Surpresas são fatos que você ainda não sabia. Mas são mais do que isso. São fatos que contradizem coisas que você achava que sabia. E então são o tipo de fato mais valioso que você pode obter. São como um alimento que não é apenas saudável, mas neutraliza os efeitos prejudiciais de coisas que você já comeu.

Como você encontra surpresas? Bem, aí está metade do trabalho de escrever uma redação. (A outra metade é se expressar bem.) Você pode pelo menos usar a si mesmo como um representante do leitor. Você só deve escrever sobre coisas nas quais pensou muito. E qualquer coisa que você encontrar que o surpreenda, que pensou muito sobre o tópico, provavelmente surpreenderá a maioria dos leitores.

Por exemplo, em um ensaio recente, apontei que, como você só pode julgar programadores de computador trabalhando com eles, ninguém sabe na programação quem os heróis devem ser. Eu certamente não percebi isso quando comecei a escrever o ensaio, e mesmo agora acho meio estranho. É isso que você está procurando.

Então, se você quiser escrever ensaios, precisará de dois ingredientes: alguns tópicos sobre os quais pense bastante e alguma habilidade para descobrir o inesperado.

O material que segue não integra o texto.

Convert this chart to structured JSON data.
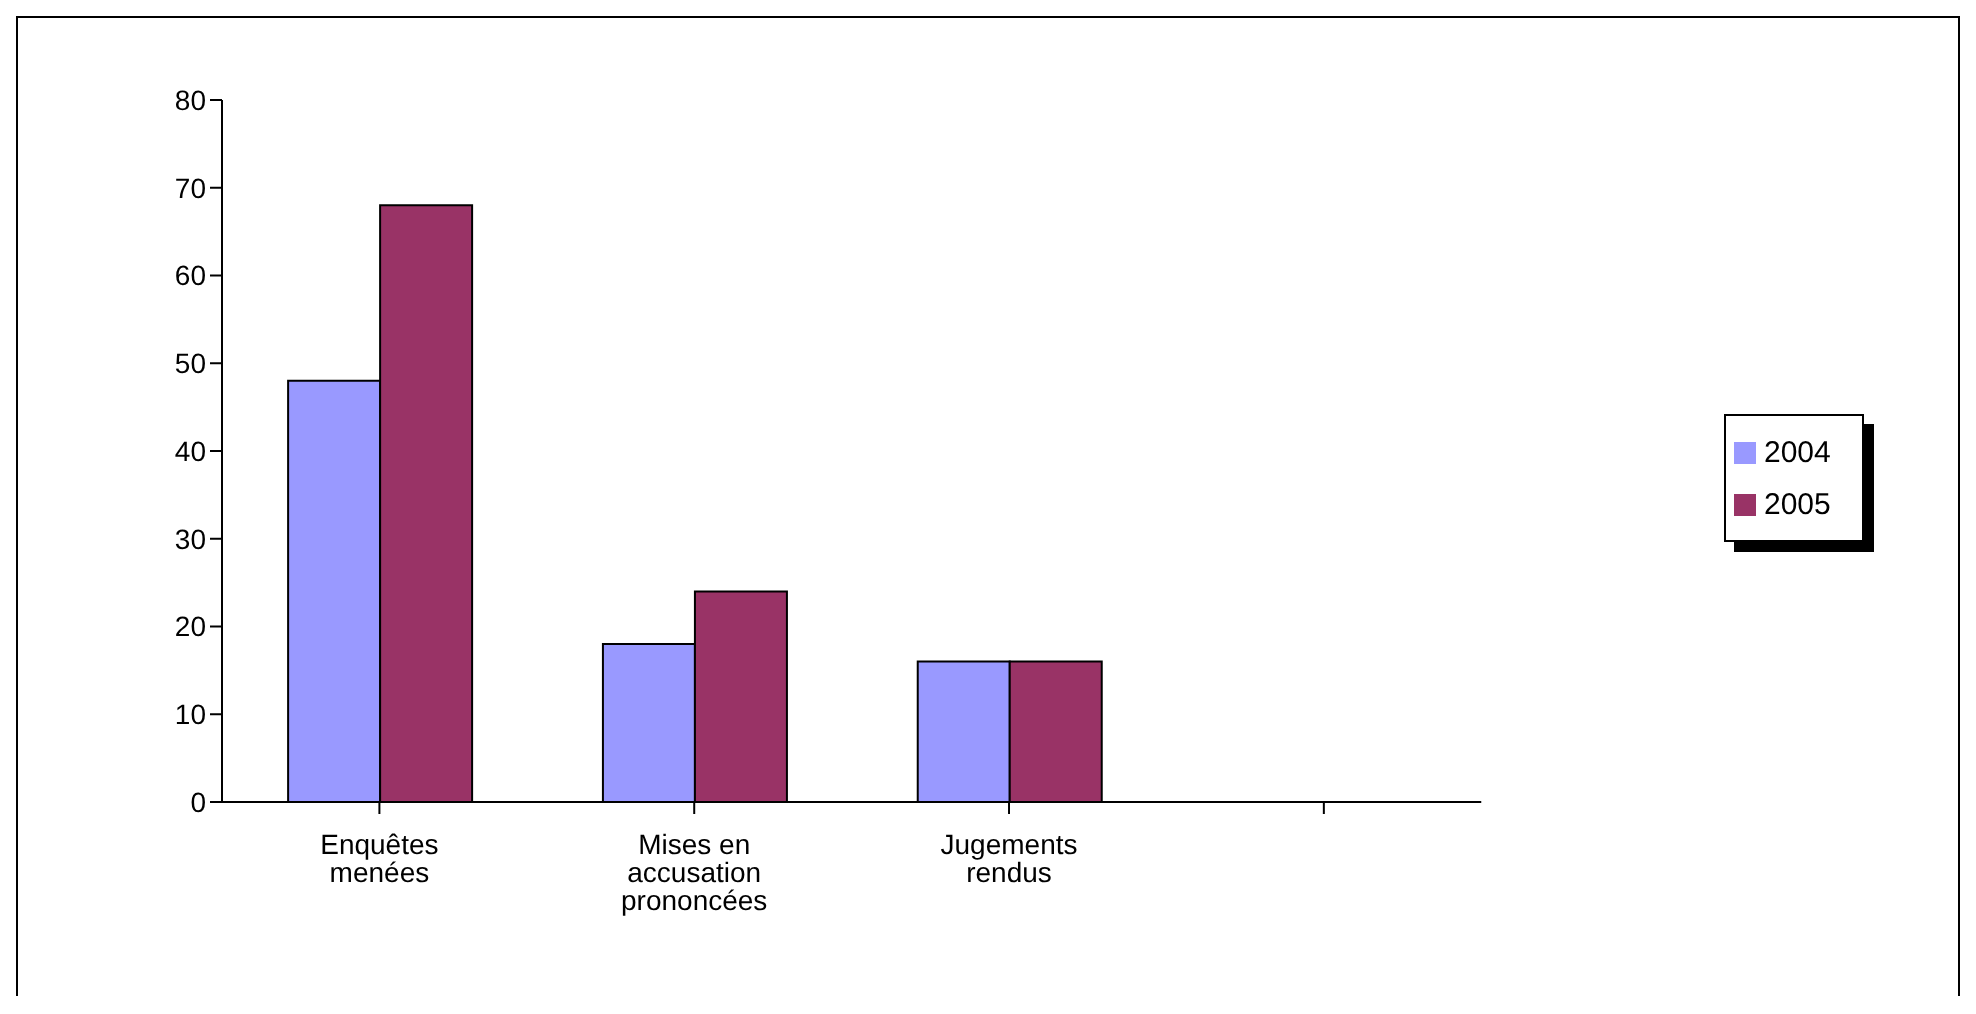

O que você deveria pensar? Meu palpite é que não importa. Quase tudo é interessante se você se aprofundar o suficiente. A única exceção possível são coisas como trabalhar em fast food, que deliberadamente tiveram toda a variação sugada delas. Em retrospecto, havia algo interessante em trabalhar na Baskin-Robbins? Bem, era interessante notar o quão importante a cor era para os clientes. Crianças de uma certa idade apontavam para a caixa e diziam que queriam amarelo. Elas queriam baunilha francesa ou limão? Elas apenas olhavam para você sem entender. Elas queriam amarelo. E então havia o mistério de por que o eterno favorito Pralines n' Cream era tão atraente. Estou inclinado agora a pensar que era o sal. E o mistério de por que o sabor do maracujá era tão nojento. As pessoas pediam por causa do nome e sempre ficavam decepcionadas. Deveria ter se chamado In-sink-erator Fruit. E havia a diferença na maneira como pais e mães compravam sorvete para seus filhos. Os pais tendiam a adotar a atitude de reis benevolentes concedendo generosidade, e as mães a de burocratas atribuladas, cedendo à pressão contra seu melhor julgamento. Então, sim, parece haver material, mesmo em fast food.

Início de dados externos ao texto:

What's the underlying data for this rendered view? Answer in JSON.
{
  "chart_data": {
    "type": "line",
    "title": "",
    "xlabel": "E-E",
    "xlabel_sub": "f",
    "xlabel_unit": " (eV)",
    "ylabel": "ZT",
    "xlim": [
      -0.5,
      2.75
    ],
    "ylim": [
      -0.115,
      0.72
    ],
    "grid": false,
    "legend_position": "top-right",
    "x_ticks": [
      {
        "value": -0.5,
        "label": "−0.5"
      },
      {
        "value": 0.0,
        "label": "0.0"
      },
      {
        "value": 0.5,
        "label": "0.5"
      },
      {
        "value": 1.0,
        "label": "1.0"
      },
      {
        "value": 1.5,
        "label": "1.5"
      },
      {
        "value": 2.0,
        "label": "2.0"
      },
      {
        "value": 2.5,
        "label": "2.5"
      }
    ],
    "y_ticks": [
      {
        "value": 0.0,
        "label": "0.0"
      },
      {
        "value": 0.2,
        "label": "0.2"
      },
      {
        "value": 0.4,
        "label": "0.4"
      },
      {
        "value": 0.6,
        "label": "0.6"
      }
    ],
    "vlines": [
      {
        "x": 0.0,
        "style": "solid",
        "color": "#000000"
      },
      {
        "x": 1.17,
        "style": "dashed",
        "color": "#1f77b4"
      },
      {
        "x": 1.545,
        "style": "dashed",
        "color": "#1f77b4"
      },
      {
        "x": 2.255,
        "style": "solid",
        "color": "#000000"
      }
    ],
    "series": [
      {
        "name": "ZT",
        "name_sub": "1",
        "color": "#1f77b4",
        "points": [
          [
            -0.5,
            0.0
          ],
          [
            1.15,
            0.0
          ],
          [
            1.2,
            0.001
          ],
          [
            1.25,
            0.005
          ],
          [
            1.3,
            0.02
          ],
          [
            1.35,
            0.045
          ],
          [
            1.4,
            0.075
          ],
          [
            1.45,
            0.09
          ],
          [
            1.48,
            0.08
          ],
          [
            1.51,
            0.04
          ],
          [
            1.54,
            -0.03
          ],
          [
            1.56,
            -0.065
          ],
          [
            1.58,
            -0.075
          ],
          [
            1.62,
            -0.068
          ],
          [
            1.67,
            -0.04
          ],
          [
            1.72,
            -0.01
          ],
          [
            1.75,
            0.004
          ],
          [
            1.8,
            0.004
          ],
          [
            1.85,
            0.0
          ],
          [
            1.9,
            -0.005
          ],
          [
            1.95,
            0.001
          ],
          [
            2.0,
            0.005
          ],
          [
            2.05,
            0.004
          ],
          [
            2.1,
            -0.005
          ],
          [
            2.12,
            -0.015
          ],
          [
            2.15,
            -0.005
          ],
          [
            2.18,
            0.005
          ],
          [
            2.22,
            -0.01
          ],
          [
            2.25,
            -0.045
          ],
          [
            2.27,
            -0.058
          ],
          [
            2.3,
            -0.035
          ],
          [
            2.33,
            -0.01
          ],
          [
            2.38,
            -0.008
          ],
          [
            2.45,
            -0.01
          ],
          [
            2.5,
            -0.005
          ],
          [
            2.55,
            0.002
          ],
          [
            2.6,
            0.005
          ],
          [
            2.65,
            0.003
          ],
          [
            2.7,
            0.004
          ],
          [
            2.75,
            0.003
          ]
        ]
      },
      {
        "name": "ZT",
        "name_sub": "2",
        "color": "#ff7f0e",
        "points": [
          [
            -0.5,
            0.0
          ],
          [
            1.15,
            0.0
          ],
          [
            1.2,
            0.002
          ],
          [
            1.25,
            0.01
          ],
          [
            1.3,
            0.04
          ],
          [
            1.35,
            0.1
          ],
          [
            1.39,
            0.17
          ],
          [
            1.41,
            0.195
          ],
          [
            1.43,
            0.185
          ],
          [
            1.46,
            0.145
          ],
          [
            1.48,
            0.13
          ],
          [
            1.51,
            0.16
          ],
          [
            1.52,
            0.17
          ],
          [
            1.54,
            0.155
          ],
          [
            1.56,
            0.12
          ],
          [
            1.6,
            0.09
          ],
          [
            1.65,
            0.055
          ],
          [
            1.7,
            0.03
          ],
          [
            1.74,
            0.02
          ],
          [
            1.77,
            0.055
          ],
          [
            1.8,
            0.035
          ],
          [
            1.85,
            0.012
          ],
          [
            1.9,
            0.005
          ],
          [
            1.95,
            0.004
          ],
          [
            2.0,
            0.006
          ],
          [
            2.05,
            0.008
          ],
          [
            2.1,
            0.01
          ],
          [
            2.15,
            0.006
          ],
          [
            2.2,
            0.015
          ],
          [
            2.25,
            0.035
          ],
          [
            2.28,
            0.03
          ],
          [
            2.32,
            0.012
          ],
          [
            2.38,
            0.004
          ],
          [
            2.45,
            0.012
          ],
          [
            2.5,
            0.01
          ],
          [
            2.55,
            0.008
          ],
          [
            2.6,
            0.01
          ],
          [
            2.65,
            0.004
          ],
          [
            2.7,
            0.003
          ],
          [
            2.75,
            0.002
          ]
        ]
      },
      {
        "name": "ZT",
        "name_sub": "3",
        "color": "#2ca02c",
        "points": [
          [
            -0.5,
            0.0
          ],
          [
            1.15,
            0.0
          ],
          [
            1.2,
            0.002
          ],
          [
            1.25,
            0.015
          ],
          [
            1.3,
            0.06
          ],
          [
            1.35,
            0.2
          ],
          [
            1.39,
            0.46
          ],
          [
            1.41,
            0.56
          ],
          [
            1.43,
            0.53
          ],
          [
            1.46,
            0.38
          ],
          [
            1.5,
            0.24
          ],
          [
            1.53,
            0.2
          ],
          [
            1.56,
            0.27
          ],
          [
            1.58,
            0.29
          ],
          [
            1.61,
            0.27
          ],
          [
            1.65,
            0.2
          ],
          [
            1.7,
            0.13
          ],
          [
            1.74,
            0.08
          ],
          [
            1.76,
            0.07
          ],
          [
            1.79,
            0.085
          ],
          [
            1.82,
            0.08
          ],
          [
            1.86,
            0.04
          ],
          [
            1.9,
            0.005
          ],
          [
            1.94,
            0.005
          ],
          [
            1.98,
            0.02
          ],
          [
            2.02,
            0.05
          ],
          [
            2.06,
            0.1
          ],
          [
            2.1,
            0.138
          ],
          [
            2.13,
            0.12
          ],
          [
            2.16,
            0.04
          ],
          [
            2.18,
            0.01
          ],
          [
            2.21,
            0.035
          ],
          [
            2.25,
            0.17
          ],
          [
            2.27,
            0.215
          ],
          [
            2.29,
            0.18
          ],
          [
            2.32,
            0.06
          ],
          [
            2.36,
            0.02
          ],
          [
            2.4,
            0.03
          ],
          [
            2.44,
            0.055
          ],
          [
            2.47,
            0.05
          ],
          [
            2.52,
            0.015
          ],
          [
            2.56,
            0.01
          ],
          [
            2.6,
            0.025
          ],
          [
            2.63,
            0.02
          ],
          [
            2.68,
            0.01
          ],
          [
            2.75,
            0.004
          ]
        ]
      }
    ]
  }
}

E a outra metade, descobrir o inesperado? Isso pode exigir alguma habilidade natural. Percebi há muito tempo que sou patologicamente observador. ....

[Foi só até aí que consegui chegar naquela época.]

Notas

[sh] Na época de Shakespeare, a escrita séria significava discursos teológicos, não peças obscenas encenadas do outro lado do rio, entre os jardins dos ursos e os bordéis.

O outro extremo, a obra que parece formidável desde o momento em que é criada (na verdade, é deliberadamente pretendida para ser) é representada por Milton. Como a Eneida, Paraíso Perdido é uma pedra imitando uma borboleta que por acaso foi fossilizada. Até Samuel Johnson parece ter se recusado a isso, por um lado, dando a Milton o elogio de uma extensa biografia, e por outro escrevendo sobre Paraíso Perdido que "ninguém que o leu jamais desejou que durasse mais".